Err on the side of caution and avoid Game shares

Game's share price has been up and down faster than Super Mario jumping to collect a power star in his adventure for the new Nintendo DS console.

The video games retailer said on 31 March that it had received a bid approach but by Monday the talks were off. It was never clear who had bid, but the simultaneous announcement that the US giants Electronics Boutique and GameStop are merging suggests it was one of them.

Yesterday, it was back to the business. Game's results for the year to 31 January showed a 5 per cent decline in sales (or 12.5 per cent if new stores are excluded). Pre-tax profit, before one-offs, also fell. It was a bad year for Game, with no new console launches to drive sales, poor availability of existing consoles over the key Christmas period, and falling prices for software.

This year looks bad, too. Early sales figures suggest like-for-like growth of 8 per cent thanks to Nintendo DS, but margins are being squeezed. Much hinges on whether Sony's PlayStation3 and a new Microsoft Xbox will be available in quantity by Christmas.
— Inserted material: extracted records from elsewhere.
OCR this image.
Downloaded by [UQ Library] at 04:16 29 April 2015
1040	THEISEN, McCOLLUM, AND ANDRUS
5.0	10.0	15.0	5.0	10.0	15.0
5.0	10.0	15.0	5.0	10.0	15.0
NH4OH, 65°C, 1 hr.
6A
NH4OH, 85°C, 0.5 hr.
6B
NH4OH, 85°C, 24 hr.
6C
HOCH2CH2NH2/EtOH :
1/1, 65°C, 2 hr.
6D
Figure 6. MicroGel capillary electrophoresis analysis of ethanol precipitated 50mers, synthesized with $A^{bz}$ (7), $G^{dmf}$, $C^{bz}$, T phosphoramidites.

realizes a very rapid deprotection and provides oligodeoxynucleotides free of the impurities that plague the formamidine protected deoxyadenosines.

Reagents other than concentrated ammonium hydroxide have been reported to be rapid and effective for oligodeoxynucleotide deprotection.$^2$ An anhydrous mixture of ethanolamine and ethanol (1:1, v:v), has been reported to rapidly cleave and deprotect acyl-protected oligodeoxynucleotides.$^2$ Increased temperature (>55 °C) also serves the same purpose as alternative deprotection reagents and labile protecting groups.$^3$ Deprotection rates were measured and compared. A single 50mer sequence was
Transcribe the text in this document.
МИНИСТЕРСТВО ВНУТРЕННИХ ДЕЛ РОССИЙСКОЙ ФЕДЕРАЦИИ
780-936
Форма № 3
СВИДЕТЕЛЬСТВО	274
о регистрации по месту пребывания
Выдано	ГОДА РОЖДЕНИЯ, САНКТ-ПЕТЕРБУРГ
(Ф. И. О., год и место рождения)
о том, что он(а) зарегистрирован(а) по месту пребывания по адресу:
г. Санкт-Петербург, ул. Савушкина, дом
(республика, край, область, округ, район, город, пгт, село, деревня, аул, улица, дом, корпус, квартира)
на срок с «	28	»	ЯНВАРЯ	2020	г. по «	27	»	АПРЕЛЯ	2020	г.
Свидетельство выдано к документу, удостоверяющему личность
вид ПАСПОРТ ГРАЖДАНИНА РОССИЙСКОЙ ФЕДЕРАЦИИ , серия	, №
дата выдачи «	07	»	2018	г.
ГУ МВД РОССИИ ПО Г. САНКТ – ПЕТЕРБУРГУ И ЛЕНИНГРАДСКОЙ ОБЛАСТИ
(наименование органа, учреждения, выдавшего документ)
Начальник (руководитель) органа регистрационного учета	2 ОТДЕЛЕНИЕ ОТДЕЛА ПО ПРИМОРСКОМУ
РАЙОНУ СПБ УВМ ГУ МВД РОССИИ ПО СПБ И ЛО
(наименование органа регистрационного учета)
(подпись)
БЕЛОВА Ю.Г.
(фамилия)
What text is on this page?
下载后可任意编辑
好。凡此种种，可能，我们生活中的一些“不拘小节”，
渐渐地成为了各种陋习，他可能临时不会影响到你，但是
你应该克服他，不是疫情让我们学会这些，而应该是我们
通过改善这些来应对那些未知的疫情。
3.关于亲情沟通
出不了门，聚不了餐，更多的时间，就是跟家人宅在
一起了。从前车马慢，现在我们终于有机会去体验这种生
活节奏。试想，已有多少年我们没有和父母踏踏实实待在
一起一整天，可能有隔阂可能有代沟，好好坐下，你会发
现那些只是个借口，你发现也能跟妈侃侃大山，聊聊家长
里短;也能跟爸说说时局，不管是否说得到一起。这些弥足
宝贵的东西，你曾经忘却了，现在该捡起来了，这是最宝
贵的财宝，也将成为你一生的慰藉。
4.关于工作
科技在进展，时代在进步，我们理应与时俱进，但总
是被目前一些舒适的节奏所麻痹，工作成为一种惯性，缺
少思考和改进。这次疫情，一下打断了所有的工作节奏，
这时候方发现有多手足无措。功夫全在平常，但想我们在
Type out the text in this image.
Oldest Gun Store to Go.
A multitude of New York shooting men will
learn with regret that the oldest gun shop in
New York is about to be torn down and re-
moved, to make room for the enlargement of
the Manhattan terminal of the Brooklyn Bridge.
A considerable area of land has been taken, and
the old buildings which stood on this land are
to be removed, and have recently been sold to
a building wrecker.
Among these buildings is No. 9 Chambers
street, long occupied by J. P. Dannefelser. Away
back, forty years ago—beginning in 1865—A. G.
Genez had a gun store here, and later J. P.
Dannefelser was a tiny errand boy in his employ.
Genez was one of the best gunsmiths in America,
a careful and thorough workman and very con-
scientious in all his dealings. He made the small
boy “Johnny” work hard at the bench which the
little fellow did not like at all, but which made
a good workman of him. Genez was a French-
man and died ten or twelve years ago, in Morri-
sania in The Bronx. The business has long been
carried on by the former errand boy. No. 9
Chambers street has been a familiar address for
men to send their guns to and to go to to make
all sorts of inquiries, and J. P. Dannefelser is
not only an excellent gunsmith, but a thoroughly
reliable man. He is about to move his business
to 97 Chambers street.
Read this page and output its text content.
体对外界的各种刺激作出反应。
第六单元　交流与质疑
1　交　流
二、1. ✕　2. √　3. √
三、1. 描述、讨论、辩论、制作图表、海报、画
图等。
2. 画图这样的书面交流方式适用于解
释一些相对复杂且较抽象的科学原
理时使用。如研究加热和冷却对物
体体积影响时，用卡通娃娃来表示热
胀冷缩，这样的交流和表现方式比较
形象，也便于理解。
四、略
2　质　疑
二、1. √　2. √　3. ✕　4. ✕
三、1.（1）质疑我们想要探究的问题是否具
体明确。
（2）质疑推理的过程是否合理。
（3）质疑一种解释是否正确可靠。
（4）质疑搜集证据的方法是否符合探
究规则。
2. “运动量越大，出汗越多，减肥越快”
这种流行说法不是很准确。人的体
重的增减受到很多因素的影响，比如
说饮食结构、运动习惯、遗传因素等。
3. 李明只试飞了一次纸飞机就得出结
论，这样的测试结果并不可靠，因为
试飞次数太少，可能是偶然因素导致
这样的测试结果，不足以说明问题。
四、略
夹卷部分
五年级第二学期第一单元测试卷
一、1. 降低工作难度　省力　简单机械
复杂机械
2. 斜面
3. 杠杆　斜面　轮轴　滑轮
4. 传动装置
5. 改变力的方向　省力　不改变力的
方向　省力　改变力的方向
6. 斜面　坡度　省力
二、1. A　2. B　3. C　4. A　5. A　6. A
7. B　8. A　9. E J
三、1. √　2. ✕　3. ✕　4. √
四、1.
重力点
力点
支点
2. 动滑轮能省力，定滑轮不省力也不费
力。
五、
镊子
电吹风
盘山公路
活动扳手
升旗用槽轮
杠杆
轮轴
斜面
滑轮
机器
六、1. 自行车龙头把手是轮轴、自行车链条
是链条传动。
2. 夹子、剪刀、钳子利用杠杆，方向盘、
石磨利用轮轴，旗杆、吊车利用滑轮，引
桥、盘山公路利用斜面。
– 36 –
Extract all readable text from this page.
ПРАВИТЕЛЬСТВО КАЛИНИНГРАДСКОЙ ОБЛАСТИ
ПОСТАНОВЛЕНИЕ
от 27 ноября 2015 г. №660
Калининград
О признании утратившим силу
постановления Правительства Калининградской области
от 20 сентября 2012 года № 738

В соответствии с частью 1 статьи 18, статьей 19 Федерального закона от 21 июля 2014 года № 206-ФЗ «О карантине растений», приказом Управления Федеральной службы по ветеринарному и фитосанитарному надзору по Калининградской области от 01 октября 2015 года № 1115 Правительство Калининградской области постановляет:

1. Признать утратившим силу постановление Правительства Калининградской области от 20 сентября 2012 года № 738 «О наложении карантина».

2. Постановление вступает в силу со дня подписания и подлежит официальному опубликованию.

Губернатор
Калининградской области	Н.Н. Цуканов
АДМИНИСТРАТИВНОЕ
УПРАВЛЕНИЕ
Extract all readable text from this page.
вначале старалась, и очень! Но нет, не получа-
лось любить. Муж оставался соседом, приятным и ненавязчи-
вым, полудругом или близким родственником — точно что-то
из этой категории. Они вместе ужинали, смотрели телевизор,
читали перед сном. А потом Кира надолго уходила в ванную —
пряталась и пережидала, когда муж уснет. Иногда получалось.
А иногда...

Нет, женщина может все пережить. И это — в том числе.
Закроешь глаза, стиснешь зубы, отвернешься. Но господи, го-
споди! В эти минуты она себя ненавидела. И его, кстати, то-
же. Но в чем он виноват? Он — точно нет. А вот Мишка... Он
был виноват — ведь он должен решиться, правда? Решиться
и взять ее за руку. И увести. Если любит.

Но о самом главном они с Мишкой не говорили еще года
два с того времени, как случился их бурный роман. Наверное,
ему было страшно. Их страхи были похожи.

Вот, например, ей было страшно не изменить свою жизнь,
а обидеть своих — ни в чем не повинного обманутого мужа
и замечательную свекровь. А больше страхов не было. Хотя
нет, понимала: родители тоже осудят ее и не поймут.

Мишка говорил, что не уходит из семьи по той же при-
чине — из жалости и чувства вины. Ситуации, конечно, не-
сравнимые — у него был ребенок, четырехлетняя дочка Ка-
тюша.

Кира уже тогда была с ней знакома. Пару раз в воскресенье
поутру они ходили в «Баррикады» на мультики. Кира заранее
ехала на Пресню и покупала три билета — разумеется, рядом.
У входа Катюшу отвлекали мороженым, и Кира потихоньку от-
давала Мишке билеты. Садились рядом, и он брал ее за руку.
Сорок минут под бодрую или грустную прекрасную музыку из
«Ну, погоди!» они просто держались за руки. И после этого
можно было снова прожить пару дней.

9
You could take the view that a US giant spotted value in Game shares before this new cycle of product launches, and wanted to pinch the company. Alternatively, you may decide that this cycle will be less profitable than the last: the increased capabilities of the new consoles do not look as dramatic as the improvements made last time, and Game will be competing with the expanding non-food ambitions of the supermarkets this time. Our advice is to err on the side of caution. Avoid.